◆イントロダクション◆

写真

工場とともに消えゆく、労働者たちの思い出…。
笑顔も涙も“うた”にのせ
それでも懸命に生きてゆく――

――小さな日々の思い出から大きな歴史が浮かび上がる――

50年にわたり中国の基幹工場として栄えた、巨大国営工場「420工場」。2007年、その歴史に幕が降ろされる。それは3万人の労働者が失業し、その敷地内でくらした10万人の家族たちの“故郷”が失われることを意味する。終焉を迎える工場で、労働者たちは日々の思い出を語りだす――“仕事を教えてくれた班長との絆”“14年ぶりの涙の帰郷”“職探しの苦労”――彼らが語るのはありふれた日常の“喜怒哀楽”。しかし、そのささやかなエピソードの一つひとつが繋がるとき、背景にある壮大な歴史が次々に浮かび上がってくる――大躍進政策、文化大革命、大飢饉、ベトナム戦争、高度成長期の大量解雇――政治的な変動と呼吸を合わせるように移り変わる「420工場」。そして、そこで働く人々の生活。それは社会主義・中国がたどってきた激動の半世紀の歴史と重なり合う。繰り返される繁栄と衰退。目まぐるしく変化する価値観。体制に翻弄され沈む個性。意図せずとも大きな時代のうねりに巻き込まれてゆく、あまりにも残酷でドラマチックな現実。しかし、どんな時代であろうとも、どのような困難の中でも、喜びも悲しみも背負いながら、懸命に逞しく生きる彼らの姿は美しく眩しい。それは、見る者の心に静かで深い感動をいつまでも残すだろう。

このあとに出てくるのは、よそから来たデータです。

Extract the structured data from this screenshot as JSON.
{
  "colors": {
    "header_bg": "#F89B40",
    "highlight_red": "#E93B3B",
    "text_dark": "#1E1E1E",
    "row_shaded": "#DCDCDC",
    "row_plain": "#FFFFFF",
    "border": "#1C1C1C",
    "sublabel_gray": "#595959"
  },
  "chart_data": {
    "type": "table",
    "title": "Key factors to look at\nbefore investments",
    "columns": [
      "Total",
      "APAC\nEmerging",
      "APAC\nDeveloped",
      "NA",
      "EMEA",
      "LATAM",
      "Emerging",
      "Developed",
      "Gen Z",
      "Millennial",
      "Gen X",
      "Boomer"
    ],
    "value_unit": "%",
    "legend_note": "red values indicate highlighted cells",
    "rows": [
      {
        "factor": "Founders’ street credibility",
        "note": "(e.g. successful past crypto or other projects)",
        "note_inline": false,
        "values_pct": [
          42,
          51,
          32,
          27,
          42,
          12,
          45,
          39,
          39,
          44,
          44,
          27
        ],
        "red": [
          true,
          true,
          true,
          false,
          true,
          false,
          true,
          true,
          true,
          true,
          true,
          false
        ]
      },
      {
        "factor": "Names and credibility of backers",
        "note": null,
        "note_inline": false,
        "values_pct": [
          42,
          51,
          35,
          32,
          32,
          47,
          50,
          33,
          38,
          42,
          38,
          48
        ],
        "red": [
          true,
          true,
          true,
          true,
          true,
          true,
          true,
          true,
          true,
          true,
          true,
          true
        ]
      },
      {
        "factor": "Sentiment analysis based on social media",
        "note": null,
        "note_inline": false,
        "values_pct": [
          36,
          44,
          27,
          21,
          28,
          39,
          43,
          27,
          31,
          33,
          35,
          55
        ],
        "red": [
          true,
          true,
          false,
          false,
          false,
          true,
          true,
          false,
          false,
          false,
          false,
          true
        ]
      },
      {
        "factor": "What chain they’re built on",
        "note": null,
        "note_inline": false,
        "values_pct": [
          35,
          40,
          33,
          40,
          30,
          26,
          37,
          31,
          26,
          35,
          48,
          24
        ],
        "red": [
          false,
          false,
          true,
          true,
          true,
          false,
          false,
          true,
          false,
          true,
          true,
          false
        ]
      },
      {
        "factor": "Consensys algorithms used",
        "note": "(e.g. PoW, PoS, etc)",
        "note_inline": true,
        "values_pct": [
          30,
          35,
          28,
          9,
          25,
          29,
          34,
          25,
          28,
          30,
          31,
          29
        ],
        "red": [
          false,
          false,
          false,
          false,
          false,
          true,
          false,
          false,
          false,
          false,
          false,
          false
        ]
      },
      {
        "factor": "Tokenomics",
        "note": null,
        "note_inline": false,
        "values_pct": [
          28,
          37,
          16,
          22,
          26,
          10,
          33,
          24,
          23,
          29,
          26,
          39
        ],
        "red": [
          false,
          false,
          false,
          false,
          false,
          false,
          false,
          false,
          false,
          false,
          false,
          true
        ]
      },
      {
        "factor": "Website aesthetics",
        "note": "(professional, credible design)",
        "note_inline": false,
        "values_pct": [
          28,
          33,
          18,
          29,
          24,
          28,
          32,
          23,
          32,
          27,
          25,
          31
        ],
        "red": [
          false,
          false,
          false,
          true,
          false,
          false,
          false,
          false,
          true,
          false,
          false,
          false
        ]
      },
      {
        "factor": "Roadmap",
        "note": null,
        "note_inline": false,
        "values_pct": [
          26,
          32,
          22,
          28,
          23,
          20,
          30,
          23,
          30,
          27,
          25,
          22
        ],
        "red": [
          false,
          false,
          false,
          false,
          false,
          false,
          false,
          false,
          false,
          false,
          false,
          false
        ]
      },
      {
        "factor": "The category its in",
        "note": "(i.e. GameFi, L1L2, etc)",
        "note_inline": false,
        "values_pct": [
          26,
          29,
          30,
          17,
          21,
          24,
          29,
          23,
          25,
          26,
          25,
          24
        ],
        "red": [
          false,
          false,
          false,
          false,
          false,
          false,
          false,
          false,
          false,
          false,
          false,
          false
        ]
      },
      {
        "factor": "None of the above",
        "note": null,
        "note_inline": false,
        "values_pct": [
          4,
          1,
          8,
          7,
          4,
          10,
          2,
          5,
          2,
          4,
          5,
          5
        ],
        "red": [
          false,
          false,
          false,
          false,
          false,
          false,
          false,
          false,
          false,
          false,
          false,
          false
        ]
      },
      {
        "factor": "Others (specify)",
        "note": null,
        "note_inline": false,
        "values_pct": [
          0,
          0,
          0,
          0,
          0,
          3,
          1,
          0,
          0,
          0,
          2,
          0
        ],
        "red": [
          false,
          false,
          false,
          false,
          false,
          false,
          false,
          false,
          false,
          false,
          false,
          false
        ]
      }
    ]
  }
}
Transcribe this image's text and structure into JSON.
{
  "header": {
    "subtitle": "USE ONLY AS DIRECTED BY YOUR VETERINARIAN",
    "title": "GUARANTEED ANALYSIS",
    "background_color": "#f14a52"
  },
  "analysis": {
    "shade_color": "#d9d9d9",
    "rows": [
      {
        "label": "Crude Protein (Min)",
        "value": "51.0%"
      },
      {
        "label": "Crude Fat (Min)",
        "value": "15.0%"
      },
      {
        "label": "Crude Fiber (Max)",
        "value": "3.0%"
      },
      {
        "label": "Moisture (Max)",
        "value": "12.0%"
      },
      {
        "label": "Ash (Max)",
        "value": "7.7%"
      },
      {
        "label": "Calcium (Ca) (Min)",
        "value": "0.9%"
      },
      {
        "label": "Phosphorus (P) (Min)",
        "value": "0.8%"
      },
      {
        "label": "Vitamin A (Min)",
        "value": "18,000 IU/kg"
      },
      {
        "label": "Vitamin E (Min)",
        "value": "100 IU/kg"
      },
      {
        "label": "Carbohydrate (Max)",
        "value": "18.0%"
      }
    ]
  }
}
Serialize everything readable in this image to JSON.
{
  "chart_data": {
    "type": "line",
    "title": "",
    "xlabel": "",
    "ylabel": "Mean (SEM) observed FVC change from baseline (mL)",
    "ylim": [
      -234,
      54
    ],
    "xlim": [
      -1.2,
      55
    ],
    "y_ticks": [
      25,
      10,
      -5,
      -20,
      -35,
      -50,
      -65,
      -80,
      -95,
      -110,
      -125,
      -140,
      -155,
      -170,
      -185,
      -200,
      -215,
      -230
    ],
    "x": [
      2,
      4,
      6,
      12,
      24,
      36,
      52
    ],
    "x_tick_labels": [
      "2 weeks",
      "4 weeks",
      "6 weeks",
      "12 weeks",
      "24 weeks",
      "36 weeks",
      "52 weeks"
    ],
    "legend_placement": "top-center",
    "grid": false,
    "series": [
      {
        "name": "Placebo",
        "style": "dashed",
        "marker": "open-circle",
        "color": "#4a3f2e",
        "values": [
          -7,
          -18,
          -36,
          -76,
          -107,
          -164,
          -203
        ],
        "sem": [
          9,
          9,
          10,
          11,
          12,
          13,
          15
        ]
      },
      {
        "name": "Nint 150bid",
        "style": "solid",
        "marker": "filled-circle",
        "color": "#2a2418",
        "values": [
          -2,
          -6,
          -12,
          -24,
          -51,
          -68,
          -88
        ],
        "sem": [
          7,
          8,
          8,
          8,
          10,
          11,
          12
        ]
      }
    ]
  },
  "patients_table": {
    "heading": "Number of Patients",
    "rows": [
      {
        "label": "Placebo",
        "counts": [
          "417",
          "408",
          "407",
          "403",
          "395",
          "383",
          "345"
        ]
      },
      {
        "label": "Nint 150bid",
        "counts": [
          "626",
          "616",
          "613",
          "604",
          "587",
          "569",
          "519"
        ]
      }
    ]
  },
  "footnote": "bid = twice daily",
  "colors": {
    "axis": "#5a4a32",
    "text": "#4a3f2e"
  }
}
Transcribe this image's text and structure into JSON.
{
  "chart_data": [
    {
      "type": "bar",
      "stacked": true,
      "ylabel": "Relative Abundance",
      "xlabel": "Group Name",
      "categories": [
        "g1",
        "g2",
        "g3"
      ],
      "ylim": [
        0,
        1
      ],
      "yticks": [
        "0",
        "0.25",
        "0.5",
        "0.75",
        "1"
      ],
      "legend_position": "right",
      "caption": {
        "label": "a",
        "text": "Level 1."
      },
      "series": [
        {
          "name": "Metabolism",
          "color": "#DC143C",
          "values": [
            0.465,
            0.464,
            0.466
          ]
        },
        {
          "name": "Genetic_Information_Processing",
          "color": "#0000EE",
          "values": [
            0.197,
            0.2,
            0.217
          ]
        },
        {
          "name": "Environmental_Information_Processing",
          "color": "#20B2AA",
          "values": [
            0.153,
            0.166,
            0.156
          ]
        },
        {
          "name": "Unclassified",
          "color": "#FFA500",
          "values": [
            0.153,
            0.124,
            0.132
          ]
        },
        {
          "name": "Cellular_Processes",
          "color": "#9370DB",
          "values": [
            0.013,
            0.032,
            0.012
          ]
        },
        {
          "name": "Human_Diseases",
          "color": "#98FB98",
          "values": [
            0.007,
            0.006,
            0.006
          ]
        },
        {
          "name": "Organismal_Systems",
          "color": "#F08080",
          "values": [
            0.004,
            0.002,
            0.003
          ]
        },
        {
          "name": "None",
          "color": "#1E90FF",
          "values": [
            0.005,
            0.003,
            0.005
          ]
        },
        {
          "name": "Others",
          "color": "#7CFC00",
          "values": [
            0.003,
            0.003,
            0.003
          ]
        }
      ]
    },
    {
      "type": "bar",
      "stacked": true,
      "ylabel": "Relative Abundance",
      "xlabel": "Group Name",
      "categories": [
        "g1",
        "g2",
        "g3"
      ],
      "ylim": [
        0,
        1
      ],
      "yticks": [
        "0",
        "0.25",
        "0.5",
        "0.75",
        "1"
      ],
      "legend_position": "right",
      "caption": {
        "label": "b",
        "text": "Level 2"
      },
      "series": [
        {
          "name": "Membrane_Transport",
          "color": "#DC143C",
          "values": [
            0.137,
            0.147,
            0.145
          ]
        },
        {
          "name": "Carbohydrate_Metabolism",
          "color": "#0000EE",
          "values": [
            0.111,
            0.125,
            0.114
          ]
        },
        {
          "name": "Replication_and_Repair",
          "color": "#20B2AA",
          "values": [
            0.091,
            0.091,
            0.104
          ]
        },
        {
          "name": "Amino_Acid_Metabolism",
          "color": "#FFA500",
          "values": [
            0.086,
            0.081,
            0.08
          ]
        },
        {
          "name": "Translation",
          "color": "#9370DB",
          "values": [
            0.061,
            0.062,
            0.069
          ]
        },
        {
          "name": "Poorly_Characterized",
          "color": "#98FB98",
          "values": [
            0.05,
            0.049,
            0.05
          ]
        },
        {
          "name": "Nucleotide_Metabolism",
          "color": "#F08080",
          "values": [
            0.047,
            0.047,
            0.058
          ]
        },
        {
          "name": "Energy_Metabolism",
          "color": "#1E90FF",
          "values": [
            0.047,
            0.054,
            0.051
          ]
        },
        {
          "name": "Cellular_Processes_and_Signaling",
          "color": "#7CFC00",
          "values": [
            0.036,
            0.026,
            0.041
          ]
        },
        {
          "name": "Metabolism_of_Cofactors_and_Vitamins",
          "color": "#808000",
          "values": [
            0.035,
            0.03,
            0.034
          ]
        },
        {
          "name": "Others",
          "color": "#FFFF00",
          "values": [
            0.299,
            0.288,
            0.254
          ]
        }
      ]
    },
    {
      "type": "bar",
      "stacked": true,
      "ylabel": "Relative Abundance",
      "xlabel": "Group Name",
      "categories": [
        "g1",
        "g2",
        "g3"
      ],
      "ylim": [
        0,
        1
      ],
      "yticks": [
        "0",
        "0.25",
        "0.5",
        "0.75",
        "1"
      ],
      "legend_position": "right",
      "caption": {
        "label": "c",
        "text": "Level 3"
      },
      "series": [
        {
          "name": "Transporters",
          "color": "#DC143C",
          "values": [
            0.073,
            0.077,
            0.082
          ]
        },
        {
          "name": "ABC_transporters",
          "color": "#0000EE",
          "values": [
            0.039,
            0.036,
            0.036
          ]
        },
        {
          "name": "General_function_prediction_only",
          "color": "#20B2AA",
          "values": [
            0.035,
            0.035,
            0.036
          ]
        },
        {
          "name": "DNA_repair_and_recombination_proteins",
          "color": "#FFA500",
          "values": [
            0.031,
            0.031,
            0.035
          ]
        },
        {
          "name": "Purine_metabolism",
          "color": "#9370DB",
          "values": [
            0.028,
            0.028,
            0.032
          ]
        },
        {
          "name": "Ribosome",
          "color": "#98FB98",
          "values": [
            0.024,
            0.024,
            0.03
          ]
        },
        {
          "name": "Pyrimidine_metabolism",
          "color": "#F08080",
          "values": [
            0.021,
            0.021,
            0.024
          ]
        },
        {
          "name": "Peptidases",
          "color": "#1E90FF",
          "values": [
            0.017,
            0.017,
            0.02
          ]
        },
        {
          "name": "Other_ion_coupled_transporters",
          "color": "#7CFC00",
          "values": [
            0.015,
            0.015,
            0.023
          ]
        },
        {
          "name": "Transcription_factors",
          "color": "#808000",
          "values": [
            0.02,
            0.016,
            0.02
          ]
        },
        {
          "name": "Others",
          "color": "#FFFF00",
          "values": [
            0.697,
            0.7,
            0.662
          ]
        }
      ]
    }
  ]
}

――中国の若き巨匠が名もなき庶民の人生を照らし出す――

ヴェネチア国際映画祭でグランプリを受賞した『長江哀歌』のジャ・ジャンクーが、次なる舞台に選んだのは運命的にも震災直前の四川省・成都。機密機関であった国営工場が商業的な施設「二十四城」へと建て替えられる計画を知り、激変する工場と働く人々の記録を残すことを決意する。集団主義の中で埋没してしまった労働者たち100人に光をあて、丁寧に彼らの人生を引き出してゆく。そこで語られた心揺さぶられる実話を基に、さまざまな世代を繁栄する脚本を創作する。昔「職場の花」と謳われた中年女性を演じるのは、ハリウッドで女優、監督として活躍する才女ジョアン・チェン。壮絶な母と子の別離を語る初老の女性を、中国を代表するベテラン女優リュイ・リーピン。淡い初恋の思い出を語る中年男性にチェン・ジェンビン。キャリアウーマンとなり、輝かしい未来を予感させる若き女性を演じたのはジャ・ジャンクーの“ミューズ”チャオ・タオ。俳優たちは“語り”という難しい演技に果敢に挑戦し、見事に成功している。また驚くべきことに、これら4人の俳優以外は、全て実際に「420工場」で働き、暮らした人々が出演している。圧倒的な存在感の労働者たちの表情は肖像画のように慎重に切り取られ、朽ち果ててゆく工場の様子は静物画のように重厚に映し出される。美しくも悲しい、消えゆく風景は私たちの心に焼きつく。

――記憶に寄り添う“うた”たち――

中国で今なおカリスマ的な人気を誇る、山口百恵主演の大ヒットTVドラマ「赤い疑惑」の主題歌、イギリスの作家イェイツの詩、時代を切り取る流行歌、「三国志」の舞台となった古都・成都を詠う古典詩、勇ましく歌われる労働者の歌、伝統的な歌劇・・・人々の記憶に寄り添う“うた”たちは、映画に花を添え、哲学的な深みをもたらす。そして、登場人物たち一人ひとりが紡ぐ物語は、新たな“うた”となり、私たちの心に響きわたる。